CNOT Minimal Circuit Synthesis: A Reinforcement Learning Approach
This addresses the CNOT minimization problem for quantum computing, offering a novel method that could enhance circuit efficiency, though it appears incremental as it builds on existing reinforcement learning techniques.
The paper tackles the problem of minimizing CNOT gates in quantum circuits, a key challenge for efficient quantum computing, by introducing a reinforcement learning approach that uses a single agent for fixed-size circuits and preprocessing for others, achieving results that outperform the state-of-the-art algorithm as circuit size increases.

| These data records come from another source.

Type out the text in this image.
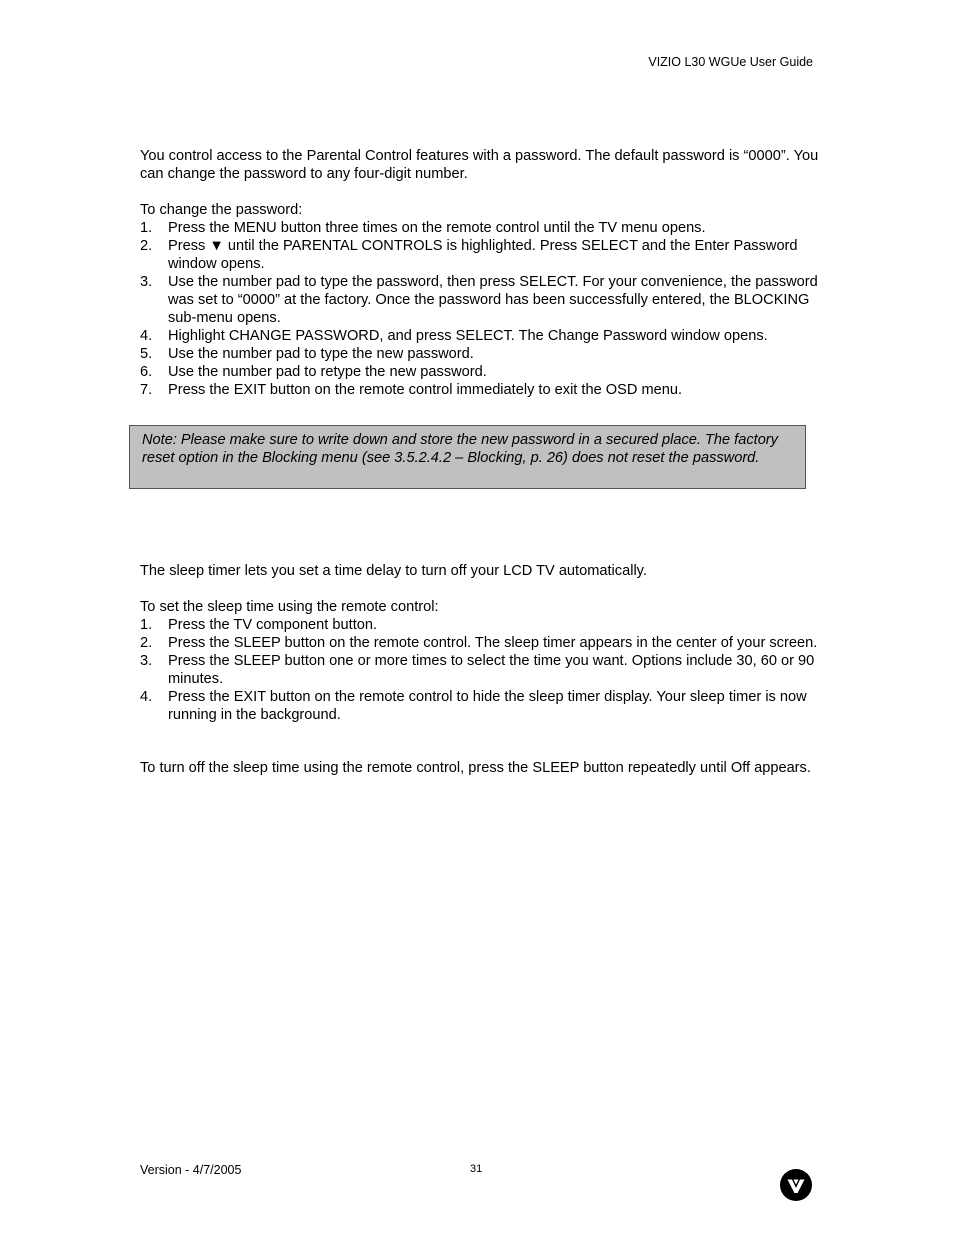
VIZIO L30 WGUe User Guide

You control access to the Parental Control features with a password. The default password is “0000”. You can change the password to any four-digit number.

To change the password:

1. Press the MENU button three times on the remote control until the TV menu opens.
2. Press ▼ until the PARENTAL CONTROLS is highlighted. Press SELECT and the Enter Password window opens.
3. Use the number pad to type the password, then press SELECT. For your convenience, the password was set to “0000” at the factory. Once the password has been successfully entered, the BLOCKING sub-menu opens.
4. Highlight CHANGE PASSWORD, and press SELECT. The Change Password window opens.
5. Use the number pad to type the new password.
6. Use the number pad to retype the new password.
7. Press the EXIT button on the remote control immediately to exit the OSD menu.
Note: Please make sure to write down and store the new password in a secured place. The factory reset option in the Blocking menu (see 3.5.2.4.2 – Blocking, p. 26) does not reset the password.

The sleep timer lets you set a time delay to turn off your LCD TV automatically.

To set the sleep time using the remote control:

1. Press the TV component button.
2. Press the SLEEP button on the remote control. The sleep timer appears in the center of your screen.
3. Press the SLEEP button one or more times to select the time you want. Options include 30, 60 or 90 minutes.
4. Press the EXIT button on the remote control to hide the sleep timer display. Your sleep timer is now running in the background.

To turn off the sleep time using the remote control, press the SLEEP button repeatedly until Off appears.

Version - 4/7/2005	31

CNOT gates are fundamental to quantum computing, as they facilitate entanglement, a crucial resource for quantum algorithms. Certain classes of quantum circuits are constructed exclusively from CNOT gates. Given their widespread use, it is imperative to minimise the number of CNOT gates employed. This problem, known as CNOT minimisation, remains an open challenge, with its computational complexity yet to be fully characterised. In this work, we introduce a novel reinforcement learning approach to address this task. Instead of training multiple reinforcement learning agents for different circuit sizes, we use a single agent up to a fixed size $m$. Matrices of sizes different from m are preprocessed using either embedding or Gaussian striping. To assess the efficacy of our approach, we trained an agent with m = 8, and evaluated it on matrices of size n that range from 3 to 15. The results we obtained show that our method overperforms the state-of-the-art algorithm as the value of n increases.